Several studies conducted over the last decade indicate that public-school vouchers would offer many of the same benefits of private-school-choice programs, including expanding options for families and incentivizing public schools to be more responsive to students’ needs. The concept is straightforward: A per-pupil dollar amount would be attached to each student, and families would be allowed to use this funding to enroll in public schools regardless of where they live.

This type of program has the potential to achieve scale and reach millions of families that are currently left out of choice programs. To make public-school vouchers a reality, policy-makers should pursue three policy goals.

First, states and school districts need to do away with residential assignment — the practice of determining kids’ schools based on where they live. Residential assignment is deeply embedded within school systems, and district lines provide further obstacles to student movement. Fully implemented public-school vouchers would require a boundaryless system in which the default is parental choice.

Lawmakers in states such as Oklahoma, Arizona, and Florida are chipping away at this restriction with open-enrollment policies — an arrangement that allows families to enroll in schools inside or outside their districts with open seats. This is a good start, but residential assignment should be eliminated altogether so that no school district has a monopoly on student enrollment.

Next, states should revise their funding formulas, which are typically a patchwork of education-funding allocation streams that weren’t designed with student movement in mind. As a result, dollars don’t seamlessly follow students to the school they attend, and some districts have weak financial incentives to enroll new students or hold on to existing ones.

To get around this, policy-makers could follow Wisconsin’s lead by establishing a flat per-pupil amount for all transfer students — with additional dollars for students with disabilities — that is paid for by resident school districts. Not only does this ensure that the right financial incentives are in place, but it’s also designed to be revenue-neutral, putting no additional pressure on state coffers. This mechanism has served the Badger State well, as 70,428 students now attend schools outside of their resident districts.

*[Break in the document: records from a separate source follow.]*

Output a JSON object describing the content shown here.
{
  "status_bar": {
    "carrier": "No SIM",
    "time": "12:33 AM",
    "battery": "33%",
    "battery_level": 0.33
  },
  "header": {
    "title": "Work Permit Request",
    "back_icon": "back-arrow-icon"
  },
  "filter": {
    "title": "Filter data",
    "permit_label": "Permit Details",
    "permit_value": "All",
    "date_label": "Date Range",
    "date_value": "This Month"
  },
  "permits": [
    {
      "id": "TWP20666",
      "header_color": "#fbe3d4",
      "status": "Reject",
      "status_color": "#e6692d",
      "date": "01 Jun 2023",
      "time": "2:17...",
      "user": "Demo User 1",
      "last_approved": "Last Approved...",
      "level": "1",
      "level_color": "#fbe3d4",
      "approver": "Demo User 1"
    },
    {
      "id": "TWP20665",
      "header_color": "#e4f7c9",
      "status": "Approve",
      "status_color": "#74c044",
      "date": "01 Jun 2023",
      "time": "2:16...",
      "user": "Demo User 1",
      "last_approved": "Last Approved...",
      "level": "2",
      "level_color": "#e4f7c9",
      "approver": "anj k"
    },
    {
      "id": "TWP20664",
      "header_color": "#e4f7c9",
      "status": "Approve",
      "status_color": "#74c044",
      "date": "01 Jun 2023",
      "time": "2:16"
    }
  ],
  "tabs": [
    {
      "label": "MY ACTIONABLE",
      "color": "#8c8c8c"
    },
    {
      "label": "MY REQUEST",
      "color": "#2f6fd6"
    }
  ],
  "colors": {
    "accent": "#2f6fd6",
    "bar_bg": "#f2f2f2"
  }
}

Lastly, policy-makers should send these dollars directly to families by putting them into restricted-use spending accounts, similar to how education savings accounts already operate in states such as Arizona and North Carolina. This way, school districts could set tuition rates based on local considerations, and families could use any remaining dollars for such expenses as transportation, tutoring, or certification exams.

To be sure, public-school vouchers alone would fall well short of Friedman’s vision for a robust educational marketplace in which all providers, both public and private, compete on a level playing field for students and innovate in response to demand. Nevertheless, eliminating residential assignments and putting parents in charge of funding — even if it’s just for public-school options — would give all families more agency over their education and help tip the balance of power in their direction.

A version of this column previously appeared in National Review.